The Turkish guy brings so much enjoyment into my life that I can’t stop posting.
Yesterday I was walking around the town and met the Dutch guy I had met in Bangkok. We had a chat and ate some pancakes together.
The Turkish guy and I arranged to go to the night market together, and I invited the Dutch guy too.
I met the Turk first. He was all over me in an instant, which was really hot by the way. Because I know there’s nothing going to happen with him and he’s an ass anyway, I actually relaxed and really enjoyed the whole time. That also allowed me to be a total bitch to him. I noticed that if you mock him a little, and press on some sensitive spots he really gets annoyed.

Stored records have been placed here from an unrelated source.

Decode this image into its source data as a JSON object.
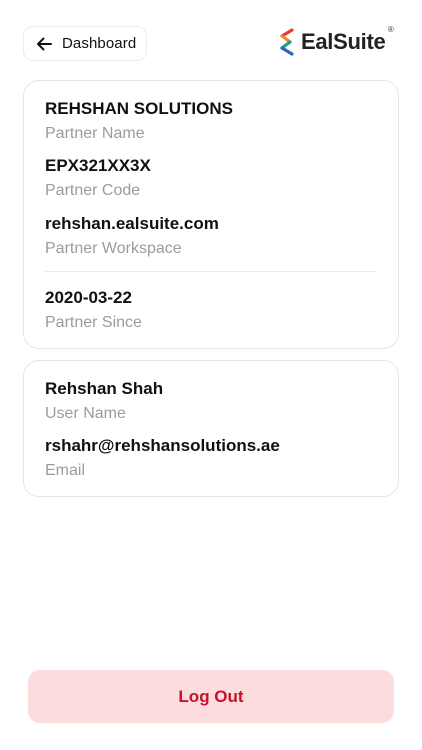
{
  "header": {
    "back_label": "Dashboard",
    "back_icon": "arrow-left-icon",
    "brand_name": "EalSuite",
    "brand_reg": "®",
    "brand_colors": [
      "#e23b3b",
      "#f08a24",
      "#1f9d8a",
      "#2b6cb0"
    ]
  },
  "partner_card": {
    "partner_name": {
      "value": "REHSHAN SOLUTIONS",
      "caption": "Partner Name"
    },
    "partner_code": {
      "value": "EPX321XX3X",
      "caption": "Partner Code"
    },
    "partner_workspace": {
      "value": "rehshan.ealsuite.com",
      "caption": "Partner Workspace"
    },
    "partner_since": {
      "value": "2020-03-22",
      "caption": "Partner Since"
    }
  },
  "user_card": {
    "user_name": {
      "value": "Rehshan Shah",
      "caption": "User Name"
    },
    "email": {
      "value": "rshahr@rehshansolutions.ae",
      "caption": "Email"
    }
  },
  "logout": {
    "label": "Log Out",
    "background": "#fcdcdc",
    "text_color": "#c8102e"
  }
}
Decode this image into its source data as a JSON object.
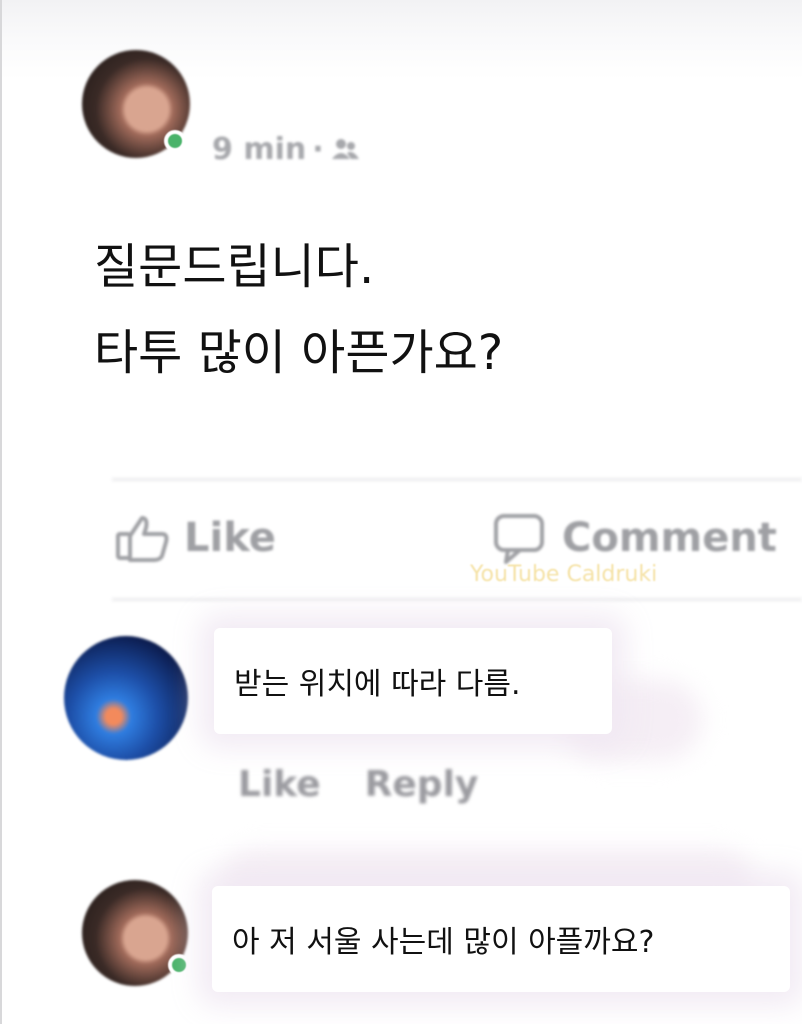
{
  "post": {
    "time": "9 min",
    "separator": "·",
    "audience_icon": "friends-icon",
    "text_line_1": "질문드립니다.",
    "text_line_2": "타투 많이 아픈가요?"
  },
  "actions": {
    "like_label": "Like",
    "comment_label": "Comment"
  },
  "watermark": "YouTube Caldruki",
  "comments": [
    {
      "avatar": "xray-avatar",
      "text": "받는 위치에 따라 다름.",
      "like_label": "Like",
      "reply_label": "Reply"
    },
    {
      "avatar": "person-avatar",
      "text": "아 저 서울 사는데 많이 아플까요?"
    }
  ],
  "colors": {
    "online": "#4ab36a",
    "muted_text": "#a7a8ac",
    "body_text": "#111111"
  }
}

So we were waiting for the Dutch guy, kissing and touching and talking absolute filth. ‘Do you mind if I kiss you in front of the Dutch’ – he asked – ‘Fine if not. You might be planning to have a little thing with him, after I’m gone’.
‘Hmm…’ – I hesitated – ‘I don’t know….I don’t know if I like him that much’ – and this is actually true. The Dutch likes me and he’s a nice boy, but he’s really shy and I don’t really like that.
The Turk looked at me completely surprised. ‘Oh, this is not the answer I expected’ he said to which I answered that he had to deal with it and didn’t say anything more.
The Dutch joined us and the Turk tried to keep his hands at bay. Although it didn’t work very well.
I couldn’t stop being a bitch to the Turk whole night. He complimented me on my dress and I said that he shouldn’t flatter himself as the dress was not for him and I put it on because all my clothes were in the wash, which was true.
He then said that he liked my bum. I said that most men do and he wasn’t any different.
Finally, he asked why I was being such a bitch. I didn’t have a good answer to that. I think it’s something about his big, green eyes that can show all of his emotions at once. And it’s pretty satisfying when he gets hurt and you can actually see it on his face.
At the end of the evening we had sex. Gosh, it was good!!! I woke up this morning thinking about it and still shivering.
He’s living tomorrow and wants to take me out to dinner tonight. It will be kind of sad to see him go. I love mocking him and talking dirty. On the other hand he’s just such a fucking terrible man that I’ll be glad to have him out of my life.